Ariane Burgess says Scotland's hills, mountains, and coastlines are 'seriously depleted of life'.

Scotland's landscapes are often called iconic: rolling hills, dramatic mountains, and rugged coastlines. But beneath this apparent beauty lies a harsh reality—our natural world is in a degraded state. You may find it surprising to know that Scotland is ranked low at 212 out of 240 countries in terms of the intactness of its biodiversity.

Those rolling hills, dramatic mountains, and rugged coastlines are seriously depleted of life. Centuries of land management practices have taken their toll, leading to a decline in wildlife and diverse natural habitats.
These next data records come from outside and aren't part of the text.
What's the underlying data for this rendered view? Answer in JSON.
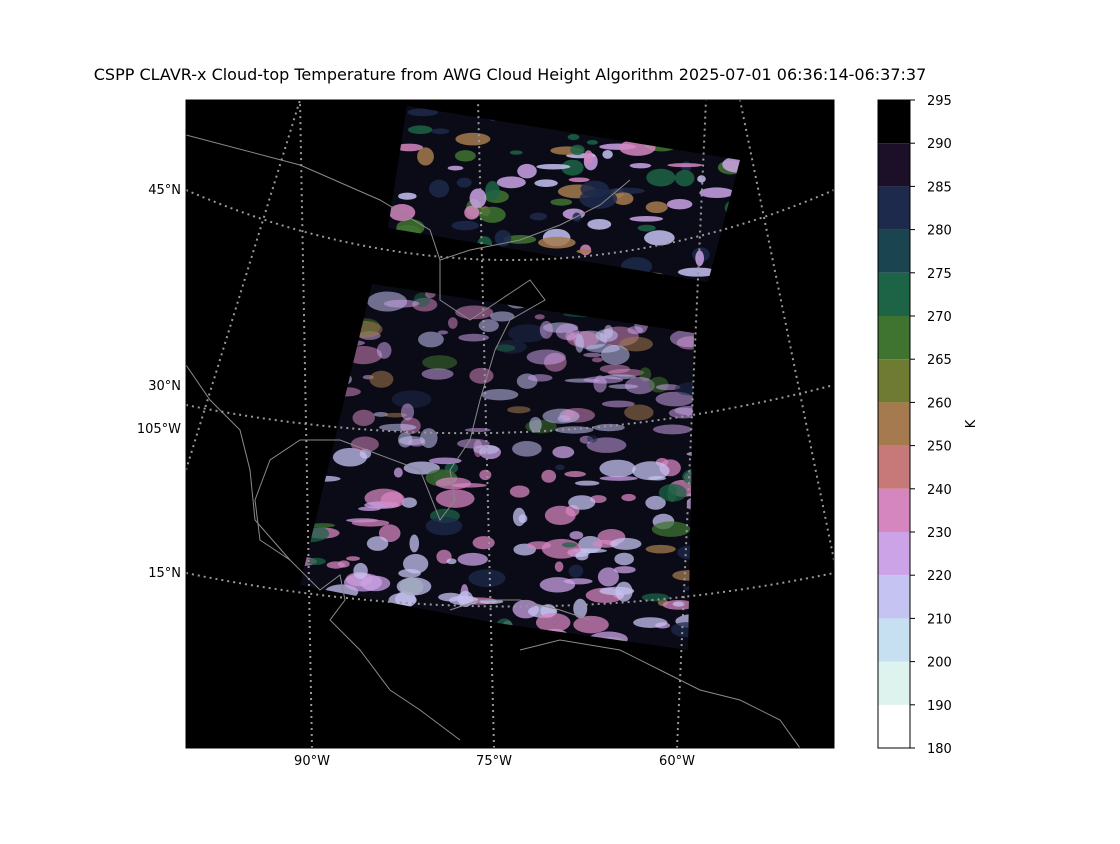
{
  "map": {
    "title": "CSPP CLAVR-x Cloud-top Temperature from AWG Cloud Height Algorithm 2025-07-01 06:36:14-06:37:37",
    "lat_labels": [
      "45°N",
      "30°N",
      "105°W",
      "15°N"
    ],
    "lon_labels": [
      "90°W",
      "75°W",
      "60°W"
    ]
  },
  "colorbar": {
    "label": "K",
    "levels": [
      180,
      190,
      200,
      210,
      220,
      230,
      240,
      250,
      260,
      265,
      270,
      275,
      280,
      285,
      290,
      295
    ],
    "colors": [
      "#ffffff",
      "#def2ee",
      "#c6e0f2",
      "#c5c3f2",
      "#cba3e6",
      "#d586bf",
      "#c77979",
      "#a47a4e",
      "#6f7a33",
      "#3f7330",
      "#1d6345",
      "#1a4550",
      "#1d2a4b",
      "#1c1028",
      "#000000"
    ]
  }
}
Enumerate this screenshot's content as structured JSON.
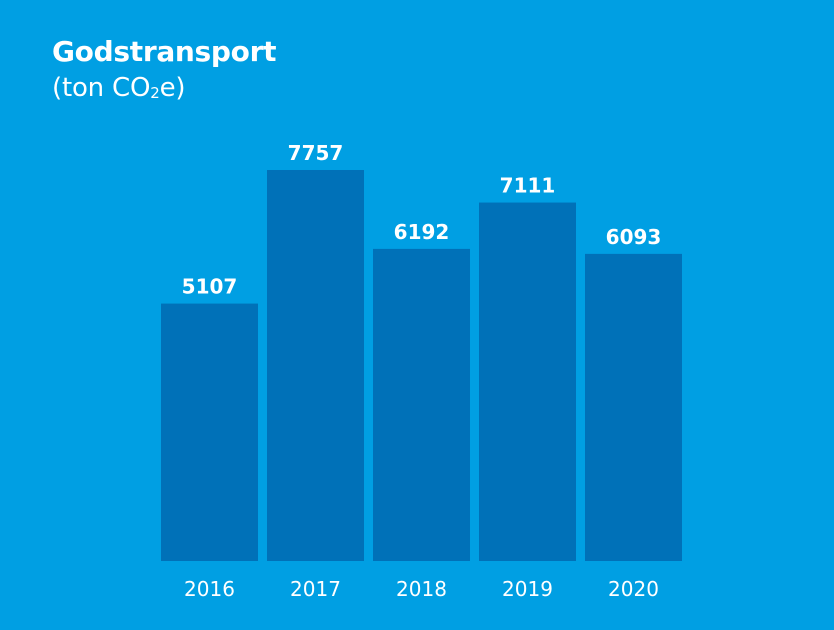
{
  "chart_data": {
    "type": "bar",
    "title": "Godstransport",
    "subtitle": {
      "prefix": "(ton CO",
      "subscript": "2",
      "suffix": "e)"
    },
    "categories": [
      "2016",
      "2017",
      "2018",
      "2019",
      "2020"
    ],
    "values": [
      5107,
      7757,
      6192,
      7111,
      6093
    ],
    "data_labels": [
      "5107",
      "7757",
      "6192",
      "7111",
      "6093"
    ],
    "ylim": [
      0,
      8000
    ],
    "grid": false,
    "legend": "none",
    "colors": {
      "background": "#009fe3",
      "bar": "#0071b8",
      "text": "#ffffff"
    }
  }
}
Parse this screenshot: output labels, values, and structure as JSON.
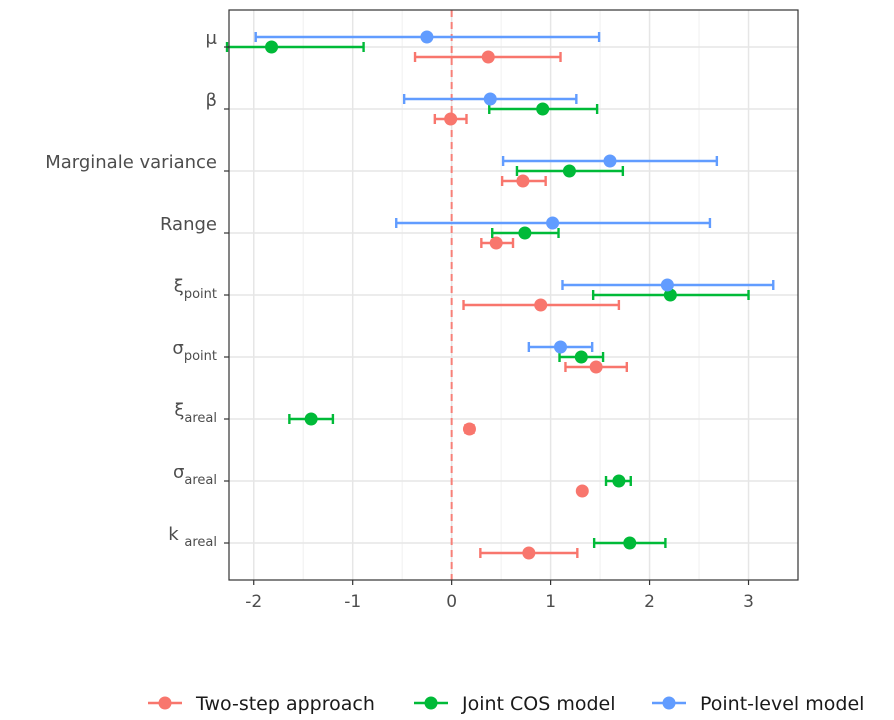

This has led to a severely diminished landscape, which also weakens our ability to tackle the very real threat of climate change.

The good news is that Scotland is on a journey to turn this situation around by restoring nature. The most recent step is the Wildlife Management and Muirburn bill, which was recently passed by the Scottish Parliament. It recognises that working with nature, not against it, is the key to a healthier environment and a more resilient Scotland.

The new law seeks to address critical issues. One of its primary provisions is to end the barbaric practice of killing golden eagles and other birds of prey. Snares, cruel traps that inflict immense suffering on unsuspecting animals, will be banned. Additionally, the Scottish Society for the Prevention of Cruelty to Animals (SSPCA) will gain new investigatory powers, ensuring better enforcement of animal welfare laws.

Another change concerns land management practices. Land managers who want to burn vegetation on hills and mountains, known as muirburn, will now require a year-round license and will not be able to make muirburn on peat deeper than 40cm, although I would like the government to keep this in review as burning any depth of peat should be of concern.

Peatland is a vital part of our climate change equation. Through peatland restoration, carbon is locked away, preventing it from entering the atmosphere and accelerating climate change. However, degraded or damaged peatland releases its stored carbon, worsening the problem.

Often referred to as "Scotland's rainforest," healthy peatland stores vast amounts of carbon. According to Nature Scot in their Peatland Action report - restoring an area of bare peat the size of Glasgow’s George Square would save 19 tonnes of carbon dioxide every year, which is the same as the emissions produced by 226 car journeys between Edinburgh and John O’Groats.

The new legislation plays a crucial role in peatland restoration. By regulating muirburn and promoting sustainable land management, we can allow these natural carbon sinks to recover their full potential. Imagine the positive impact on our environment if Scotland's peatlands were restored to their full health. We could significantly enhance our fight against climate change while also restoring our landscapes to thriving vital ecosystems.

This legislation is a major step forward, but it's only part of the work needed to restore nature. Continued efforts are needed to educate landowners on sustainable land management practices and to provide the necessary resources for peatland restoration projects. By working together, we can ensure that Scotland's land becomes part of the climate solution, not part of the problem.

Let's celebrate this progress and use it as a springboard. With a renewed commitment to working with nature, we can create a healthier, more resilient Scotland – a land where iconic wildlife thrives, peatlands flourish, and our natural world is supported to play its vital role in securing a brighter future for generations to come.